Despite occasional glitches, a $1.4-billion plant to solidify liquid sodium-bearing radioactive waste at the Idaho National Laboratory has processed 21,000 gallons during its first two-and-a-half months of regular operations, the Department of Energy said Friday.
Since starting radiological operations April 11, the Integrated Waste Treatment Unit (IWTU) has had “intermittent pauses to perform various pre-planned operational activities and adjust process parameters as additional operational experience is gained” in converting liquid, sodium-bearing, high-level radioactive waste into a more stable granular form, DOE said in a press release.
The agency and its Jacobs-led contractor team Idaho Environmental Coalition, “fully anticipated the need to make further adjustments to the plant” in the early going, DOE said in the release.
The unit was coming off one such hiccup Thursday when it was operating with only 50% radwaste and 50% simulant, DOE’s Idaho cleanup manager Connie Flohr, told Exchange Monitor Thursday on the sidelines of the Energy Facility Contractors Group annual meeting in Washington, D.C.

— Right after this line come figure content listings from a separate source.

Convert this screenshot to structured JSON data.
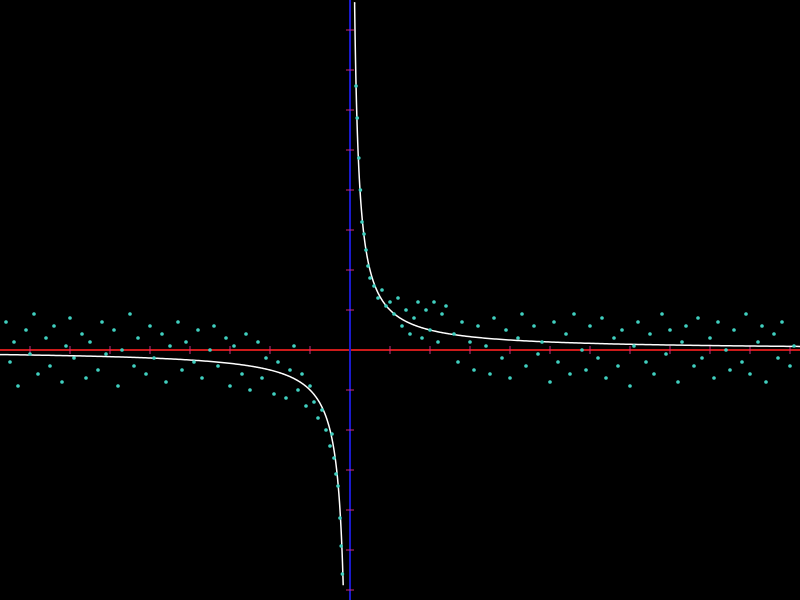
{
  "chart_data": {
    "type": "scatter",
    "title": "",
    "xlabel": "",
    "ylabel": "",
    "xlim": [
      -8.75,
      11.25
    ],
    "ylim": [
      -6.25,
      8.75
    ],
    "grid": false,
    "legend": "none",
    "colors": {
      "background": "#000000",
      "x_axis": "#cc1a1a",
      "y_axis": "#1a1acc",
      "tick": "#cc2a7a",
      "curve": "#ffffff",
      "points": "#40d0c0"
    },
    "x_ticks": [
      -8,
      -7,
      -6,
      -5,
      -4,
      -3,
      -2,
      -1,
      1,
      2,
      3,
      4,
      5,
      6,
      7,
      8,
      9,
      10,
      11
    ],
    "y_ticks": [
      -6,
      -5,
      -4,
      -3,
      -2,
      -1,
      1,
      2,
      3,
      4,
      5,
      6,
      7,
      8
    ],
    "curve": {
      "name": "",
      "formula": "y = 1/x",
      "left_x_range": [
        -8.75,
        -0.17
      ],
      "right_x_range": [
        0.115,
        11.25
      ]
    },
    "series": [
      {
        "name": "",
        "points": [
          [
            -8.6,
            0.7
          ],
          [
            -8.5,
            -0.3
          ],
          [
            -8.4,
            0.2
          ],
          [
            -8.3,
            -0.9
          ],
          [
            -8.1,
            0.5
          ],
          [
            -8.0,
            -0.1
          ],
          [
            -7.9,
            0.9
          ],
          [
            -7.8,
            -0.6
          ],
          [
            -7.6,
            0.3
          ],
          [
            -7.5,
            -0.4
          ],
          [
            -7.4,
            0.6
          ],
          [
            -7.2,
            -0.8
          ],
          [
            -7.1,
            0.1
          ],
          [
            -7.0,
            0.8
          ],
          [
            -6.9,
            -0.2
          ],
          [
            -6.7,
            0.4
          ],
          [
            -6.6,
            -0.7
          ],
          [
            -6.5,
            0.2
          ],
          [
            -6.3,
            -0.5
          ],
          [
            -6.2,
            0.7
          ],
          [
            -6.1,
            -0.1
          ],
          [
            -5.9,
            0.5
          ],
          [
            -5.8,
            -0.9
          ],
          [
            -5.7,
            0.0
          ],
          [
            -5.5,
            0.9
          ],
          [
            -5.4,
            -0.4
          ],
          [
            -5.3,
            0.3
          ],
          [
            -5.1,
            -0.6
          ],
          [
            -5.0,
            0.6
          ],
          [
            -4.9,
            -0.2
          ],
          [
            -4.7,
            0.4
          ],
          [
            -4.6,
            -0.8
          ],
          [
            -4.5,
            0.1
          ],
          [
            -4.3,
            0.7
          ],
          [
            -4.2,
            -0.5
          ],
          [
            -4.1,
            0.2
          ],
          [
            -3.9,
            -0.3
          ],
          [
            -3.8,
            0.5
          ],
          [
            -3.7,
            -0.7
          ],
          [
            -3.5,
            0.0
          ],
          [
            -3.4,
            0.6
          ],
          [
            -3.3,
            -0.4
          ],
          [
            -3.1,
            0.3
          ],
          [
            -3.0,
            -0.9
          ],
          [
            -2.9,
            0.1
          ],
          [
            -2.7,
            -0.6
          ],
          [
            -2.6,
            0.4
          ],
          [
            -2.5,
            -1.0
          ],
          [
            -2.3,
            0.2
          ],
          [
            -2.2,
            -0.7
          ],
          [
            -2.1,
            -0.2
          ],
          [
            -1.9,
            -1.1
          ],
          [
            -1.8,
            -0.3
          ],
          [
            -1.6,
            -1.2
          ],
          [
            -1.5,
            -0.5
          ],
          [
            -1.4,
            0.1
          ],
          [
            -1.3,
            -1.0
          ],
          [
            -1.2,
            -0.6
          ],
          [
            -1.1,
            -1.4
          ],
          [
            -1.0,
            -0.9
          ],
          [
            -0.9,
            -1.3
          ],
          [
            -0.8,
            -1.7
          ],
          [
            -0.7,
            -1.5
          ],
          [
            -0.6,
            -2.0
          ],
          [
            -0.5,
            -2.4
          ],
          [
            -0.45,
            -2.1
          ],
          [
            -0.4,
            -2.7
          ],
          [
            -0.35,
            -3.1
          ],
          [
            -0.3,
            -3.4
          ],
          [
            -0.25,
            -4.2
          ],
          [
            -0.22,
            -4.9
          ],
          [
            -0.19,
            -5.6
          ],
          [
            0.15,
            6.6
          ],
          [
            0.18,
            5.8
          ],
          [
            0.22,
            4.8
          ],
          [
            0.26,
            4.0
          ],
          [
            0.3,
            3.2
          ],
          [
            0.35,
            2.9
          ],
          [
            0.4,
            2.5
          ],
          [
            0.45,
            2.1
          ],
          [
            0.5,
            1.8
          ],
          [
            0.6,
            1.6
          ],
          [
            0.7,
            1.3
          ],
          [
            0.8,
            1.5
          ],
          [
            0.9,
            1.1
          ],
          [
            1.0,
            1.2
          ],
          [
            1.1,
            0.9
          ],
          [
            1.2,
            1.3
          ],
          [
            1.3,
            0.6
          ],
          [
            1.4,
            1.0
          ],
          [
            1.5,
            0.4
          ],
          [
            1.6,
            0.8
          ],
          [
            1.7,
            1.2
          ],
          [
            1.8,
            0.3
          ],
          [
            1.9,
            1.0
          ],
          [
            2.0,
            0.5
          ],
          [
            2.1,
            1.2
          ],
          [
            2.2,
            0.2
          ],
          [
            2.3,
            0.9
          ],
          [
            2.4,
            1.1
          ],
          [
            2.6,
            0.4
          ],
          [
            2.7,
            -0.3
          ],
          [
            2.8,
            0.7
          ],
          [
            3.0,
            0.2
          ],
          [
            3.1,
            -0.5
          ],
          [
            3.2,
            0.6
          ],
          [
            3.4,
            0.1
          ],
          [
            3.5,
            -0.6
          ],
          [
            3.6,
            0.8
          ],
          [
            3.8,
            -0.2
          ],
          [
            3.9,
            0.5
          ],
          [
            4.0,
            -0.7
          ],
          [
            4.2,
            0.3
          ],
          [
            4.3,
            0.9
          ],
          [
            4.4,
            -0.4
          ],
          [
            4.6,
            0.6
          ],
          [
            4.7,
            -0.1
          ],
          [
            4.8,
            0.2
          ],
          [
            5.0,
            -0.8
          ],
          [
            5.1,
            0.7
          ],
          [
            5.2,
            -0.3
          ],
          [
            5.4,
            0.4
          ],
          [
            5.5,
            -0.6
          ],
          [
            5.6,
            0.9
          ],
          [
            5.8,
            0.0
          ],
          [
            5.9,
            -0.5
          ],
          [
            6.0,
            0.6
          ],
          [
            6.2,
            -0.2
          ],
          [
            6.3,
            0.8
          ],
          [
            6.4,
            -0.7
          ],
          [
            6.6,
            0.3
          ],
          [
            6.7,
            -0.4
          ],
          [
            6.8,
            0.5
          ],
          [
            7.0,
            -0.9
          ],
          [
            7.1,
            0.1
          ],
          [
            7.2,
            0.7
          ],
          [
            7.4,
            -0.3
          ],
          [
            7.5,
            0.4
          ],
          [
            7.6,
            -0.6
          ],
          [
            7.8,
            0.9
          ],
          [
            7.9,
            -0.1
          ],
          [
            8.0,
            0.5
          ],
          [
            8.2,
            -0.8
          ],
          [
            8.3,
            0.2
          ],
          [
            8.4,
            0.6
          ],
          [
            8.6,
            -0.4
          ],
          [
            8.7,
            0.8
          ],
          [
            8.8,
            -0.2
          ],
          [
            9.0,
            0.3
          ],
          [
            9.1,
            -0.7
          ],
          [
            9.2,
            0.7
          ],
          [
            9.4,
            0.0
          ],
          [
            9.5,
            -0.5
          ],
          [
            9.6,
            0.5
          ],
          [
            9.8,
            -0.3
          ],
          [
            9.9,
            0.9
          ],
          [
            10.0,
            -0.6
          ],
          [
            10.2,
            0.2
          ],
          [
            10.3,
            0.6
          ],
          [
            10.4,
            -0.8
          ],
          [
            10.6,
            0.4
          ],
          [
            10.7,
            -0.2
          ],
          [
            10.8,
            0.7
          ],
          [
            11.0,
            -0.4
          ],
          [
            11.1,
            0.1
          ]
        ]
      }
    ]
  }
}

Flohr, who was returning from an international trip, said she was not yet fully briefed on the particulars. The Friday press release did not say if the plant was back yet to 100% radioactive waste.
To date, IWTU has solidified more than 21,000 gallons of waste left over from nuclear fuel reprocessing, DOE said in the Friday release. Crews have filled 77 stainless steel canisters and placed the canisters into four concrete storage vaults which are safely stored onsite.
Within a decade, DOE expects to solidify all 900,000 gallons of the liquid sodium-bearing waste.